Starting from nothing

Life in Erbil is a challenge for many displaced Christians from Mosul, even as the Church tries to help them. “These families are living one day at a time,” Firas says. “They left everything behind starting again with nothing.” Churches and non-governmental organizations have set up camps to help families with their needs. Some churches are supporting them by paying their rent so that they can live in homes with better conditions.

Most of these families cannot see a future in Iraq, Firas explains. “They don’t feel safe and most want to leave Iraq.” When part of the Mosul area was secured by the Iraqi military in the past, fighters from the so-called Islamic State still managed to get through. Homes were attacked, and many people were kidnapped or killed.

Church leaders in Erbil try to offer hope to the many struggling families, not wanting them to leave the country, but cannot guarantee them security if they return to their homes. “They fear that in three to five years, Iraq will be empty of Christians,” says Firas.

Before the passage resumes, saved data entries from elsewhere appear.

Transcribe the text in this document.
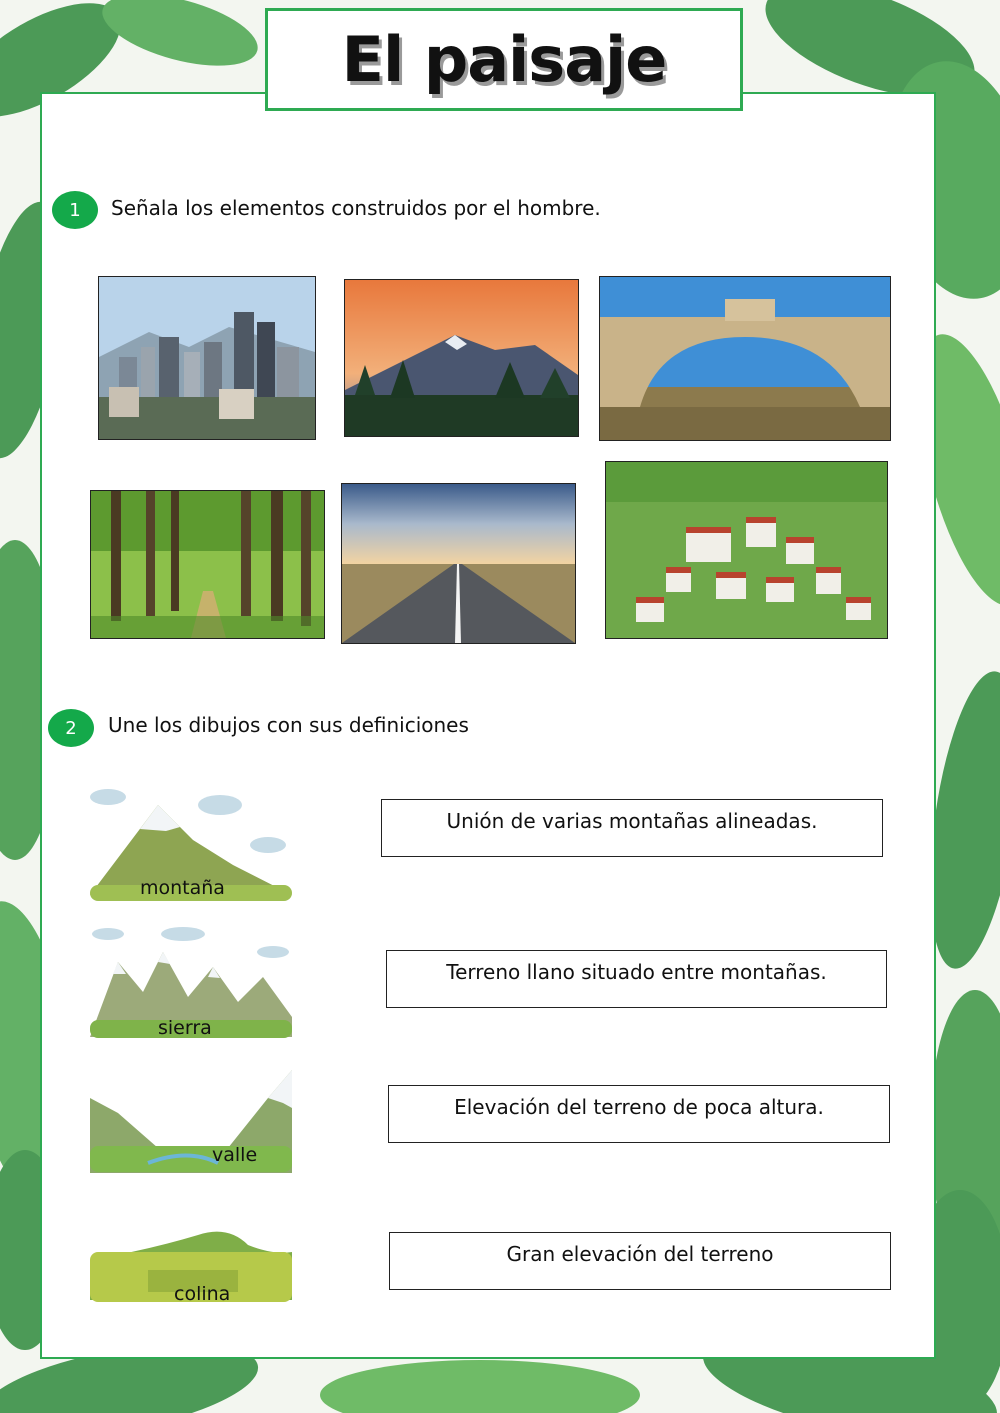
El paisaje
1	Señala los elementos construidos por el hombre.
2	Une los dibujos con sus definiciones
montaña
sierra
valle
colina
Unión de varias montañas alineadas.
Terreno llano situado entre montañas.
Elevación del terreno de poca altura.
Gran elevación del terreno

“I say to the young people “Never say there is no hope. There is always hope.”

Encouraging the youth

Firas describes troubling conditions in Iraq’s schools, which have lost many teachers. Teachers remaining in Iraq are struggling, and many children are not motivated to learn. Firas has seen an opportunity to give back to his country by reaching out to young people and guiding them from his own experience. He encourages them not to feel limited by their educational system and to look for other ways to develop themselves. Firas tells them, “Never say there is no hope. There is always hope.” He says: “Because of my experience at SAT-7, my faith has matured. When I came back, I noticed that most people’s faith is limited. They pray, but they have less hope.”

Asked if he feels safe, Firas replies, “I keep reminding myself of the Bible verse, ‘I will never leave you nor forsake you’ (Hebrews 13:5). It always gives me strength. I gave my life to Jesus, so I am not afraid.”